If $f$ is a vector-valued function $\mathbb R^n \to \mathbb R^m$ instead, such as a colour image, the natural generalization of the gradient is the Jacobian matrix, which your paper denotes $D$. Here if $x$ changes by $\Delta x$, the value of $f$ changes by approximately $D \Delta x$. To be clear, $\Delta x$ is a vector in the domain $\mathbb R^n$ (the image plane), while $D \Delta x$ a vector in the range $\mathbb R^m$ (the image's colour space).

In this paper, the gradient is being used only to find the direction in which the function $f$ changes most rapidly. If $f$ is scalar-valued, this is simply the direction parallel (or antiparallel) to $\nabla f$, as one can show by finding the unit vector $u$ which maximizes $\lvert \nabla f \cdot u\rvert$. If $f$ is vector-valued instead, one wants to find the unit vector $u$ which maximizes the magnitude of change, $\lVert Du\rVert$. But since $\lVert Du \rVert = \sqrt{(Du)^TDu}$, this is equivalent to maximizing $u^TD^TDu$, which is in turn given by the largest eigenvector of $D^TD$.

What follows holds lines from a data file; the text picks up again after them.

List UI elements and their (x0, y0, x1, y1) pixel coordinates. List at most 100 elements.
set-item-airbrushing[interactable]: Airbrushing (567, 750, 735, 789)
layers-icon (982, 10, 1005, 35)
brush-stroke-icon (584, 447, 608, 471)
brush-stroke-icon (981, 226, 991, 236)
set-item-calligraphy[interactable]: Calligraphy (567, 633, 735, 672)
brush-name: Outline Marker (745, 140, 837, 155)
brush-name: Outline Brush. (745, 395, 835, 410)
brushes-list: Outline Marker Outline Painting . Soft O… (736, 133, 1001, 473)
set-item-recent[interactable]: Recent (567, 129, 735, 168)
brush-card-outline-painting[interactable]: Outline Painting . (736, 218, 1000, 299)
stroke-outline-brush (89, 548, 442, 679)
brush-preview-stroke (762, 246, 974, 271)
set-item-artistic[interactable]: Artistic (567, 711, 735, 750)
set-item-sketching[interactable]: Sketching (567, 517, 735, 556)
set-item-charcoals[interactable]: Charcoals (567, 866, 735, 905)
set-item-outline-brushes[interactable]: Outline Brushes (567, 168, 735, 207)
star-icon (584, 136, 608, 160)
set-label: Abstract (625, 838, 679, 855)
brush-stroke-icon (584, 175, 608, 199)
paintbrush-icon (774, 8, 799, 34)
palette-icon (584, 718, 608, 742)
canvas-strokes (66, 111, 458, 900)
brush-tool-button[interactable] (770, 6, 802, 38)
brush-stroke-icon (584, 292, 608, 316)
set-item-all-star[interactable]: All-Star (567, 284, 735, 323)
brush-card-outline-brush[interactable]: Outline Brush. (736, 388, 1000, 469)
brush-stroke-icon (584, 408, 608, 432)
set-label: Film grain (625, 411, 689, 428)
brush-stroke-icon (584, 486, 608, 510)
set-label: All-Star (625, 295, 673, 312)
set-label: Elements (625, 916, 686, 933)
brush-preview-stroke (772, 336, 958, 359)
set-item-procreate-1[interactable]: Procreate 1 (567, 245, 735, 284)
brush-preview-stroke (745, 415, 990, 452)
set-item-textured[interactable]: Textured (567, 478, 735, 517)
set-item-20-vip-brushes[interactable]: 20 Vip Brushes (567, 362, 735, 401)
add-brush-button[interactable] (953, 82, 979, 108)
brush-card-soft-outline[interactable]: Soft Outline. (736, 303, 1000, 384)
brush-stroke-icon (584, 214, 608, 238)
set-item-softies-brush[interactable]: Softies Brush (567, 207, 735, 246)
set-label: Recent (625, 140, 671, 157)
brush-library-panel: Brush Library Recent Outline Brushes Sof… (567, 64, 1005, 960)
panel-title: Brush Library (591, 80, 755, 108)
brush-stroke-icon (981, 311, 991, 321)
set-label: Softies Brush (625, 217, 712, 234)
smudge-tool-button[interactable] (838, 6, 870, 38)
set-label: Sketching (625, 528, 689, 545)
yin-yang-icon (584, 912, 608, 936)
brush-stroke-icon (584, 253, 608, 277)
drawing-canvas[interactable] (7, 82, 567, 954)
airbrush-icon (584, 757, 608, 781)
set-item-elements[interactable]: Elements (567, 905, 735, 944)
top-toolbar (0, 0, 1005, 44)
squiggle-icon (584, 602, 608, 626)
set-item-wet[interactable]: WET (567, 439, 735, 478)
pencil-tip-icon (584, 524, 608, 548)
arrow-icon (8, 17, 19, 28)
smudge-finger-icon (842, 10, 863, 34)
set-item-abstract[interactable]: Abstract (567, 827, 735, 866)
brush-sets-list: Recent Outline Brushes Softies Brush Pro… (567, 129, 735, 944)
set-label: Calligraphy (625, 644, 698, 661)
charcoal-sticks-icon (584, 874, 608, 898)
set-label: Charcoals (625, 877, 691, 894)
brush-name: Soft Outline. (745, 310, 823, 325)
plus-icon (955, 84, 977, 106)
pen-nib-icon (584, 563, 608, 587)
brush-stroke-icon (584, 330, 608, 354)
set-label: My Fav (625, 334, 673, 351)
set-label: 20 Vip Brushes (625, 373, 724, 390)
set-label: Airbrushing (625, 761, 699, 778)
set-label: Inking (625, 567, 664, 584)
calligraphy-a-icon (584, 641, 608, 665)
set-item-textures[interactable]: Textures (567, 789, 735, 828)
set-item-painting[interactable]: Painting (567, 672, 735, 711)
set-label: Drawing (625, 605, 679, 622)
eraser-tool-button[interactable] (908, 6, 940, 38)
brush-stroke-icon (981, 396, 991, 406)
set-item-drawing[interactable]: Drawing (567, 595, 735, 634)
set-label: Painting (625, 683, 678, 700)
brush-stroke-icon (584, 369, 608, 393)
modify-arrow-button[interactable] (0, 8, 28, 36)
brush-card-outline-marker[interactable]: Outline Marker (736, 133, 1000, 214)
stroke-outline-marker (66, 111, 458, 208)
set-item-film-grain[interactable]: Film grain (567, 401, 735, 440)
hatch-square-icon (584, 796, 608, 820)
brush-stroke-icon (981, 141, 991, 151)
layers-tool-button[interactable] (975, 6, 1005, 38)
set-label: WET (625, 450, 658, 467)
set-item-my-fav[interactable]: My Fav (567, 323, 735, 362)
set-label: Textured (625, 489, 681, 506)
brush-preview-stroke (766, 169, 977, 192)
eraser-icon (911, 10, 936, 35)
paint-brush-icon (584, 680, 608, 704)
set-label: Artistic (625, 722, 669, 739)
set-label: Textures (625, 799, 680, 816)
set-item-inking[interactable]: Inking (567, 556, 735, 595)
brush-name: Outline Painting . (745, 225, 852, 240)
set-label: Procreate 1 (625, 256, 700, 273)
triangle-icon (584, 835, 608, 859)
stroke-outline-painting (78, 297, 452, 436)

To see why, let's give the matrix in question a name, $A = D^TD$. Since it is symmetric, it has a full set of real eigenvalues $\lambda_i$ and corresponding eigenvectors $v_i$ that are all orthogonal. Now the action of $A$ is very simple in the basis of these eigenvectors; it simply stretches each basis vector by its eigenvalue, $Av_i = \lambda_i v_i$. So intuitively, if you want to pick a unit vector that gets stretched the most, you should pick to lie along the eigenvector with the largest eigenvalue. More explicitly, if we express our unit vector $u$ in this basis, $u = \alpha_1 v_1 + \cdots + \alpha_n v_n$, then a little algebra reveals that $u^TAu = \lambda_1 \alpha_1^2 + \cdots + \lambda_n \alpha_n^2$. As $u$ is a unit vector, $\alpha_1^2 + \cdots + \alpha_n^2 = 1$; now what should the $\alpha_i^2$ be to maximize the previous expression?